From Dogwhistles to Bullhorns: Unveiling Coded Rhetoric with Language Models
Julia Mendelsohn, Ronan Le Bras, Yejin Choi, Maarten Sap
TL;DR
This work frames dogwhistles as dual-meaning coded rhetoric that challenges existing NLP moderation by enabling covert signals to in-groups while masking hostility to out-groups. It advances the field with a taxonomy, a large living glossary (340 terms, 1,000+ forms), and a case study on historical U.S. Congressional speeches to ground analysis in real data.
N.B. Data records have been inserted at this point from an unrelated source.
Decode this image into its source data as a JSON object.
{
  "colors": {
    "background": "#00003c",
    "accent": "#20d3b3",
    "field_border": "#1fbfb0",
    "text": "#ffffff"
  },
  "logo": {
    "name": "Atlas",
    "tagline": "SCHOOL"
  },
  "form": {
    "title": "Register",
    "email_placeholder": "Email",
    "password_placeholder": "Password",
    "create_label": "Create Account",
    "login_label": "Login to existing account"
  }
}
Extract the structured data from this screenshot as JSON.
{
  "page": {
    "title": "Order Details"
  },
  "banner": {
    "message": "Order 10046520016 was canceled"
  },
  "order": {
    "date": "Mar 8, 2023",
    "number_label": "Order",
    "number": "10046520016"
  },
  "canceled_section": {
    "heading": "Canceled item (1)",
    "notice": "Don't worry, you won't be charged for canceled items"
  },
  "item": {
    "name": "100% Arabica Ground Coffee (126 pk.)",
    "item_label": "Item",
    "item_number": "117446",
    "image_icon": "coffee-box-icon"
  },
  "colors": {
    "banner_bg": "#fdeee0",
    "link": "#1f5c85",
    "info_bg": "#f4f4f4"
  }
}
It then assesses large language models (GPT-3 and GPT-4) on recognizing and surfacing dogwhistles, revealing substantial variability by register, persona, and prompt design, and demonstrates that dogwhistles can evade toxicity detectors like Perspective API. Collectively, the paper provides valuable resources for researchers and highlights important implications for online safety and social science research, while calling for context-aware moderation and further integration with mathematical and computational models to detect and mitigate coded rhetoric at scale.
Abstract
Dogwhistles are coded expressions that simultaneously convey one meaning to a broad audience and a second one, often hateful or provocative, to a narrow in-group; they are deployed to evade both political repercussions and algorithmic content moderation. For example, in the sentence 'we need to end the cosmopolitan experiment,' the word 'cosmopolitan' likely means 'worldly' to many, but secretly means 'Jewish' to a select few. We present the first large-scale computational investigation of dogwhistles. We develop a typology of dogwhistles, curate the largest-to-date glossary of over 300 dogwhistles with rich contextual information and examples, and analyze their usage in historical U.S. politicians' speeches. We then assess whether a large language model (GPT-3) can identify dogwhistles and their meanings, and find that GPT-3's performance varies widely across types of dogwhistles and targeted groups. Finally, we show that harmful content containing dogwhistles avoids toxicity detection, highlighting online risks of such coded language. This work sheds light on the theoretical and applied importance of dogwhistles in both NLP and computational social science, and provides resources for future research in modeling dogwhistles and mitigating their online harms.